There are plenty of others.

YouTube said this about Alex Jones:

 YouTube explained that, “When users violate … policies repeatedly, like our policies against hate speech and harassment or our terms prohibiting circumvention of our enforcement measures, we terminate their accounts.” Facebook’s removals came after they decided that Jones’s material was violent: “Upon review, we have taken it down for glorifying violence … and using dehumanizing language to describe people who are transgender, Muslims and immigrants, which violates our hate speech policies.”

Which leads me to conclude. Who died and left these leftist wienies in charge? Where’s the protection for say Candace Owens, who got physically and verbally abusively run out of a Philadelphia diner the other day by Antifa, who never has a problem with YouTube censorship?

Now mind, this is not a First Amendment issue. These are all private companies, and as such, are not subject to it, unlike say a small bakery who does not wish to bake a cake for a gay wedding, because of their religion.

But the thing that needs to be decided is this.

  • Are these companies common carriers, like the phone company? Then they should (must, actually) be allowed (required) to carry all messages without regard to their content. That’s mostly what the tech oligarchy has argued over the years. I’m good with that as well. Actually, I think it the best possible model.
  • Or are they publishers? In that case, they bear the responsibility, and the authority to screen what they publish. They also bear a legal (and financial) obligation to stay within the guidelines. In addition, they are subject to anti-trust laws.

The choice is binary, one can not choose one on every day except every other Tuesday after the sailboat races. One or the other.

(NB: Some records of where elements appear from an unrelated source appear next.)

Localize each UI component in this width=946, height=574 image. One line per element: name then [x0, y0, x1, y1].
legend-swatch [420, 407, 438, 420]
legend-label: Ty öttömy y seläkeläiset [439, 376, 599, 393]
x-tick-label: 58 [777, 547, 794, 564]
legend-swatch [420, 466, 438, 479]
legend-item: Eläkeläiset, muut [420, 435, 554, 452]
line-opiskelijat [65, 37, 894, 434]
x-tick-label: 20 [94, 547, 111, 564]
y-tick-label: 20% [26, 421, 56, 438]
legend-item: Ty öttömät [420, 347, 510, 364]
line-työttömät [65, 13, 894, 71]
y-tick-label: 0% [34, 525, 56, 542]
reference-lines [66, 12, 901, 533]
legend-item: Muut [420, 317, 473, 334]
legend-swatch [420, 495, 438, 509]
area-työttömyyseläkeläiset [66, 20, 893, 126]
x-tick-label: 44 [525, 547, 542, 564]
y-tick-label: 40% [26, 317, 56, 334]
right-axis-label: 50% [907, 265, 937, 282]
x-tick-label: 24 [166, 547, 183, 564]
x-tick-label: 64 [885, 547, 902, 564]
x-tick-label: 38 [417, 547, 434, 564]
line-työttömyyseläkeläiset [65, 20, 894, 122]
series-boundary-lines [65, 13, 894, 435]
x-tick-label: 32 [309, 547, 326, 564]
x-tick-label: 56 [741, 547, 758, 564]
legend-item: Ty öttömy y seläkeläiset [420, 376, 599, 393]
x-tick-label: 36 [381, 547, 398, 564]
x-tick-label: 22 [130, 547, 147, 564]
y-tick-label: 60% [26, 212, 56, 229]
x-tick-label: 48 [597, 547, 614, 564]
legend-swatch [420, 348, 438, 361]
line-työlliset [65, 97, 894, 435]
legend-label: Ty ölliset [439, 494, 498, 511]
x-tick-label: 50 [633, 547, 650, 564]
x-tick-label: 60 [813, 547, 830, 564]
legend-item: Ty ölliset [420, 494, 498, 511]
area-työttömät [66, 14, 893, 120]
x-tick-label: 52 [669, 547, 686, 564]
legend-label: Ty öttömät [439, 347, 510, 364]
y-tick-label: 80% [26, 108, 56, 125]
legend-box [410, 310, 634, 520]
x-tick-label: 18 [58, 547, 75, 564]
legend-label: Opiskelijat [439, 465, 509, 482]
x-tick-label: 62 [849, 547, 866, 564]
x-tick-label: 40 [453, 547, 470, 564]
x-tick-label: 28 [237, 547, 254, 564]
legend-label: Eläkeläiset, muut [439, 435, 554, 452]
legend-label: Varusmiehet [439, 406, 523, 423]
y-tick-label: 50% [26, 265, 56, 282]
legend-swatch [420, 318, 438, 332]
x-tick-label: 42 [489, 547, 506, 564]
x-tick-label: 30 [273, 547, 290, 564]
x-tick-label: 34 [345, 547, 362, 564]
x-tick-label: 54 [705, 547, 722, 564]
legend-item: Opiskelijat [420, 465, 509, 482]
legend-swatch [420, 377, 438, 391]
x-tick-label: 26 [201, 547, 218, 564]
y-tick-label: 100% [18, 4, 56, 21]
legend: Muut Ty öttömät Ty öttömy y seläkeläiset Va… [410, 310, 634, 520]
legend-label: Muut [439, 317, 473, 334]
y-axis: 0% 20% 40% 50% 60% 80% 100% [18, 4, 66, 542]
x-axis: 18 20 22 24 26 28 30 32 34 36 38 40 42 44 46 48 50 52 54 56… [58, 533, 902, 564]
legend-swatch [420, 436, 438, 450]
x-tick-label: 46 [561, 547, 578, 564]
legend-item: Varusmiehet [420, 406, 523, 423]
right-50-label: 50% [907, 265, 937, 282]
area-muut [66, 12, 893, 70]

Then there is the whole ‘hate speech’ thing. There is NO definition of what ‘hate speech’ is, it all a murky quagmire of what this person or that person is offended by, even if it’s not about him. Mind you, we’re doing a bit better than the UK here, where you can go to jail for such mindless drivel, here you can’t, yet. But you can lose your social media, which many have spent a lot of time and money building into a profit center. Gone because some leftist tech puke has offenditis.